Ultrasensitive lateral-flow assays via plasmonically active antibody-conjugated fluorescent nanoparticles

Lateral-flow assays (LFAs) are rapid and inexpensive, yet they are nearly 1,000-fold less sensitive than laboratory-based tests. Here we show that plasmonically active antibody-conjugated fluorescent gold nanorods can make conventional LFAs ultrasensitive. With sample-to-answer times within 20 min, plasmonically enhanced LFAs read out via a standard benchtop fluorescence scanner attained about 30-fold improvements in dynamic range and in detection limits over 4-h-long gold-standard enzyme-linked immunosorbent assays, and achieved 95% clinical sensitivity and 100% specificity for antibodies in plasma and for antigens in nasopharyngeal swabs from individuals with severe acute respiratory syndrome coronavirus 2 (SARS-CoV-2).
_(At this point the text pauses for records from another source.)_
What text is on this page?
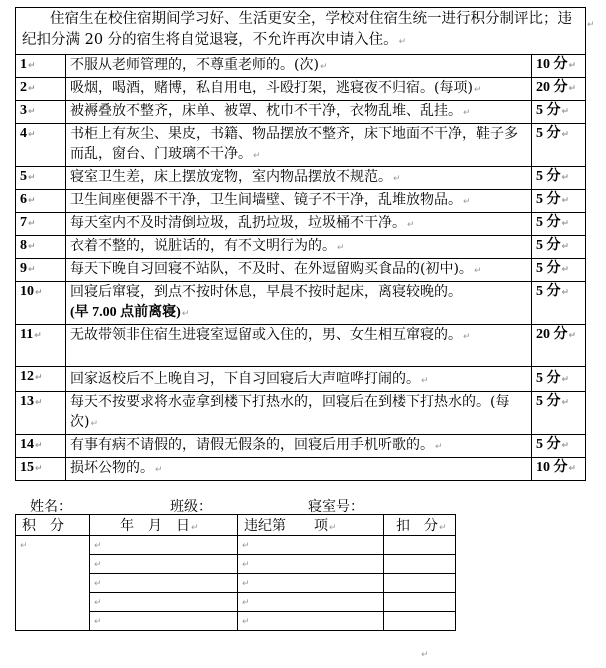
住宿生在校住宿期间学习好、生活更安全，学校对住宿生统一进行积分制评比；违纪扣分满 20 分的宿生将自觉退寝，不允许再次申请入住。↵		
1↵	不服从老师管理的，不尊重老师的。(次)↵	10 分↵
2↵	吸烟，喝酒，赌博，私自用电，斗殴打架，逃寝夜不归宿。(每项)↵	20 分↵
3↵	被褥叠放不整齐，床单、被罩、枕巾不干净，衣物乱堆、乱挂。↵	5 分↵
4↵	书柜上有灰尘、果皮，书籍、物品摆放不整齐，床下地面不干净，鞋子多而乱，窗台、门玻璃不干净。↵	5 分↵
5↵	寝室卫生差，床上摆放宠物，室内物品摆放不规范。↵	5 分↵
6↵	卫生间座便器不干净，卫生间墙壁、镜子不干净，乱堆放物品。↵	5 分↵
7↵	每天室内不及时清倒垃圾，乱扔垃圾，垃圾桶不干净。↵	5 分↵
8↵	衣着不整的，说脏话的，有不文明行为的。↵	5 分↵
9↵	每天下晚自习回寝不站队，不及时、在外逗留购买食品的(初中)。↵	5 分↵
10↵	回寝后窜寝，到点不按时休息，早晨不按时起床，离寝较晚的。
(早 7.00 点前离寝)↵	5 分↵
11↵	无故带领非住宿生进寝室逗留或入住的，男、女生相互窜寝的。↵	20 分↵
12↵	回家返校后不上晚自习，下自习回寝后大声喧哗打闹的。↵	5 分↵
13↵	每天不按要求将水壶拿到楼下打热水的，回寝后在到楼下打热水的。(每次)↵	5 分↵
14↵	有事有病不请假的，请假无假条的，回寝后用手机听歌的。↵	5 分↵
15↵	损坏公物的。↵	10 分↵
姓名：	班级：	寝室号：
积　分	年　月　日↵	违纪第　　项↵	扣　分↵
↵	↵	↵	
	↵	↵	
	↵	↵	
	↵	↵	
	↵	↵	
↵
↵
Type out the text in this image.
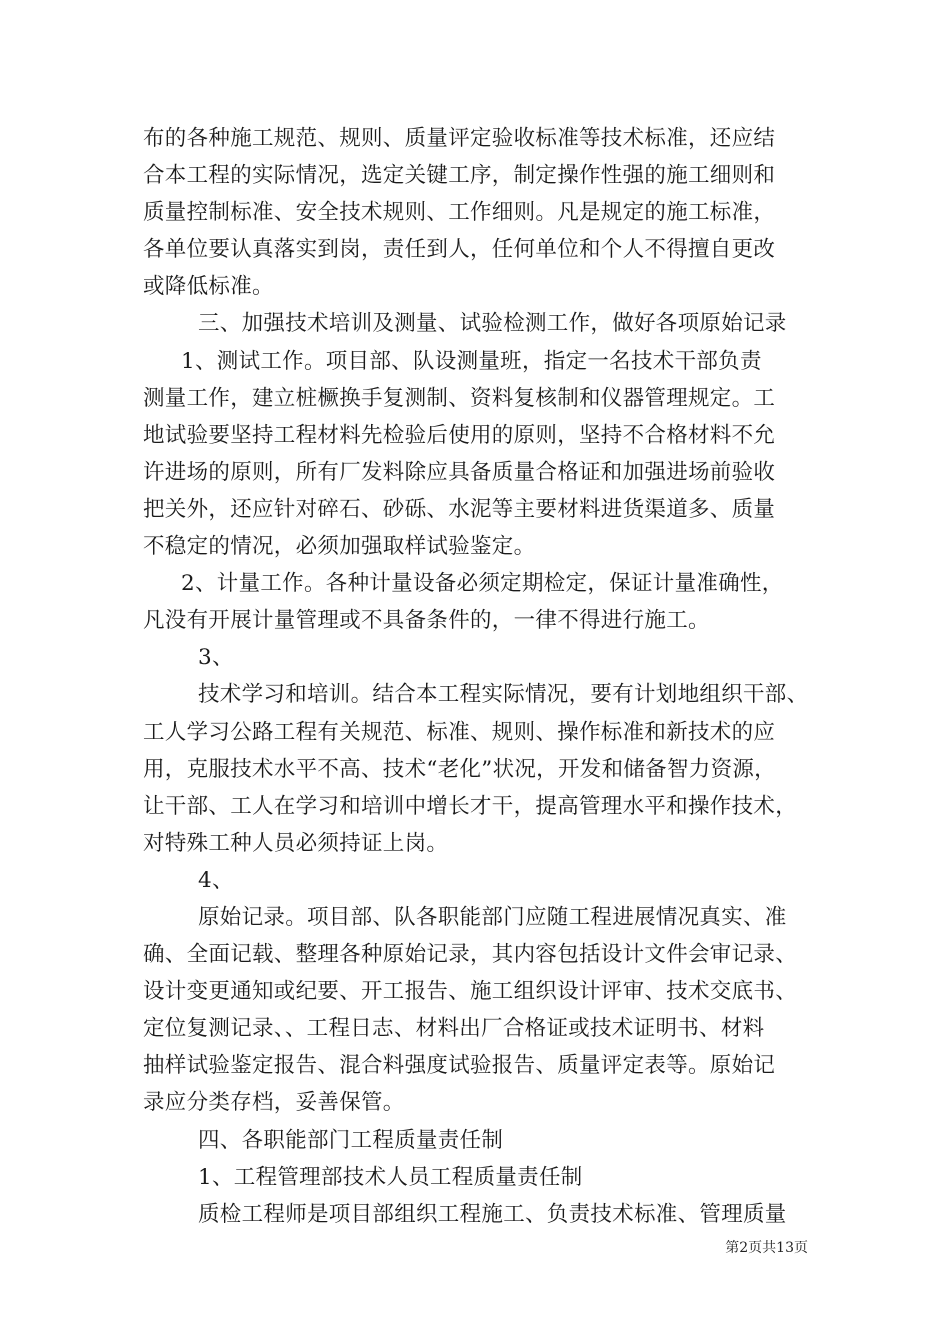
布的各种施工规范、规则、质量评定验收标准等技术标准，还应结
合本工程的实际情况，选定关键工序，制定操作性强的施工细则和
质量控制标准、安全技术规则、工作细则。凡是规定的施工标准，
各单位要认真落实到岗，责任到人，任何单位和个人不得擅自更改
或降低标准。
三、加强技术培训及测量、试验检测工作，做好各项原始记录
1、测试工作。项目部、队设测量班，指定一名技术干部负责
测量工作，建立桩橛换手复测制、资料复核制和仪器管理规定。工
地试验要坚持工程材料先检验后使用的原则，坚持不合格材料不允
许进场的原则，所有厂发料除应具备质量合格证和加强进场前验收
把关外，还应针对碎石、砂砾、水泥等主要材料进货渠道多、质量
不稳定的情况，必须加强取样试验鉴定。
2、计量工作。各种计量设备必须定期检定，保证计量准确性，
凡没有开展计量管理或不具备条件的，一律不得进行施工。
3、
技术学习和培训。结合本工程实际情况，要有计划地组织干部、
工人学习公路工程有关规范、标准、规则、操作标准和新技术的应
用，克服技术水平不高、技术“老化”状况，开发和储备智力资源，
让干部、工人在学习和培训中增长才干，提高管理水平和操作技术，
对特殊工种人员必须持证上岗。
4、
原始记录。项目部、队各职能部门应随工程进展情况真实、准
确、全面记载、整理各种原始记录，其内容包括设计文件会审记录、
设计变更通知或纪要、开工报告、施工组织设计评审、技术交底书、
定位复测记录、、工程日志、材料出厂合格证或技术证明书、材料
抽样试验鉴定报告、混合料强度试验报告、质量评定表等。原始记
录应分类存档，妥善保管。
四、各职能部门工程质量责任制
1、工程管理部技术人员工程质量责任制
质检工程师是项目部组织工程施工、负责技术标准、管理质量
第2页共13页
Comparable improvements in the assay's performance can also be achieved via an inexpensive portable scanner, as we show for the detection of interleukin-6 in human serum samples and of the nucleocapsid protein of SARS-CoV-2 in nasopharyngeal samples. Plasmonically enhanced LFAs outperform standard laboratory tests in sensitivity, speed, dynamic range, ease of use and cost, and may provide advantages in point-of-care diagnostics. The sensitivity of conventional lateral-flow assays can be improved by orders of magnitude by using plasmonically active fluorescent gold nanorods as antibody-conjugated labels.

Automated summary

By conjugating fluorescent gold nanorods with antibodies, conventional lateral-flow assays can achieve ultrahigh sensitivity, with a 1,000-fold improvement compared to laboratory-based tests. Plasmonically enhanced LFAs, read out using a standard fluorescence scanner, demonstrated 30-fold improvements in dynamic range and detection limits over gold-standard enzyme-linked immunosorbent assays and showed high clinical sensitivity and specificity for SARS-CoV-2 antibodies and antigens. This enhanced performance can also be achieved using an inexpensive portable scanner for the detection of IL-6 and SARS-CoV-2 nucleocapsid protein. The use of plasmonically enhanced LFAs offers significant advantages in sensitivity, speed, dynamic range, ease of use, and cost, making them promising for point-of-care diagnostics.